Fraud Is Now a Weekly Reality for Enterprises, Trustmi Warns in 2025 Report
Fraud isn’t just knocking on the door anymore—it’s barging right in. According to Trustmi’s newly released 2025 Socially Engineered Fraud & Risk Report, a staggering 83.6% of enterprises endured at least one fraud attempt in the past year, and many paid dearly for it. Nearly half of those who reported losses saw a single incident cost more than $500,000, while one in four said the damage exceeded $1 million.
The report, based on a survey of 525 finance and cybersecurity leaders from enterprises with $1 billion or more in revenue, paints a stark picture: social engineering fraud is no longer a rare event but an operational constant. In fact, nearly one in six enterprises now faces attempted fraud weekly.
AI Supercharges Fraud, Enterprises Struggle to Keep Pace
Trustmi CEO and Co-Founder Shai Gabay didn’t mince words: “GenAI has weaponized fraud into a coordinated business attack.” These aren’t just phishing emails from the shadows—they’re multi-step campaigns exploiting both technological loopholes and organizational blind spots.
Attackers are getting smarter, blending into workflows, hopping across systems, and playing finance teams against security teams. And enterprises? Too many still operate in silos.
- 34.4% of surveyed leaders admitted that gaps between finance and security contributed to a recent fraud or near miss.
- Only 27% said fraud prevention is jointly owned by both teams, leaving the majority stuck in a blame game about who’s really in charge.

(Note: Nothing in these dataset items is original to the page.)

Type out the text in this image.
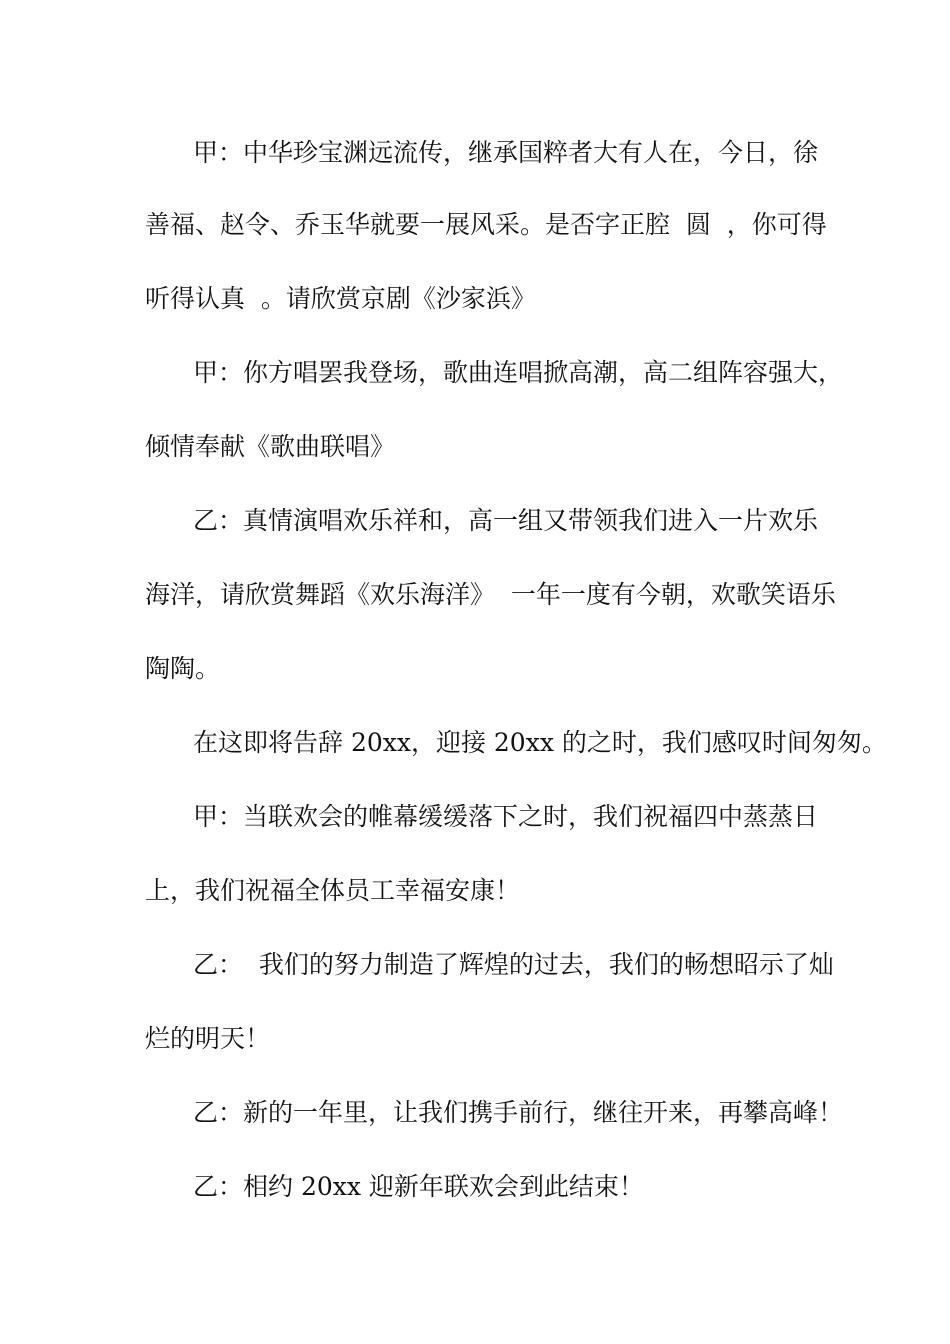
甲：中华珍宝渊远流传，继承国粹者大有人在，今日，徐
善福、赵令、乔玉华就要一展风采。是否字正腔  圆  ，你可得
听得认真  。请欣赏京剧《沙家浜》
甲：你方唱罢我登场，歌曲连唱掀高潮，高二组阵容强大，
倾情奉献《歌曲联唱》
乙：真情演唱欢乐祥和，高一组又带领我们进入一片欢乐
海洋，请欣赏舞蹈《欢乐海洋》  一年一度有今朝，欢歌笑语乐
陶陶。
在这即将告辞 20xx，迎接 20xx 的之时，我们感叹时间匆匆。
甲：当联欢会的帷幕缓缓落下之时，我们祝福四中蒸蒸日
上，我们祝福全体员工幸福安康！
乙：  我们的努力制造了辉煌的过去，我们的畅想昭示了灿
烂的明天！
乙：新的一年里，让我们携手前行，继往开来，再攀高峰！
乙：相约 20xx 迎新年联欢会到此结束！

When Controls Fail, the Bill Comes Due
The report also highlights that fraudsters are routinely blowing past the very safeguards designed to stop them. In 88% of major fraud cases, at least one critical control failed—and often, several did.
The weakest links:
- Email and messaging security (44.6% failure rate)
- Employee security awareness training (32.2%)
- Third-party vendor compromises (31.6%)
- Detection and escalation processes (27.85%)
- Bank account validation tools (26.5%)
And let’s not forget the human factor: 46% of incidents came down to plain old human error. Fraudsters know that while systems may be hardened, people are still persuadable.
Why This Matters
The Trustmi report lands at a time when enterprises are already grappling with rising cyber insurance costs, tighter regulatory expectations, and a flood of GenAI-driven attacks. Rivals like Abnormal Security and Proofpoint have flagged similar trends: the battleground is no longer purely technical—it’s organizational.
For big enterprises, the price of complacency is no longer theoretical. Fraud is evolving into a chronic operating expense, and silos between finance and security are making the check much larger than it needs to be.
The Way Forward
Trustmi’s prescription boils down to four priorities:
- Unify ownership of fraud prevention between finance and security.
- Deploy cross-platform detection instead of isolated tools.
- Build defenses resilient to GenAI-enhanced fraud.
- Track total fraud impact—including compliance, operational disruption, and reputational harm—not just direct losses.
The takeaway? Enterprises can no longer afford to treat fraud as someone else’s problem or a once-a-year fire drill. It’s weekly, it’s adaptive, and it’s expensive. The silos have to fall—or the losses will keep climbing.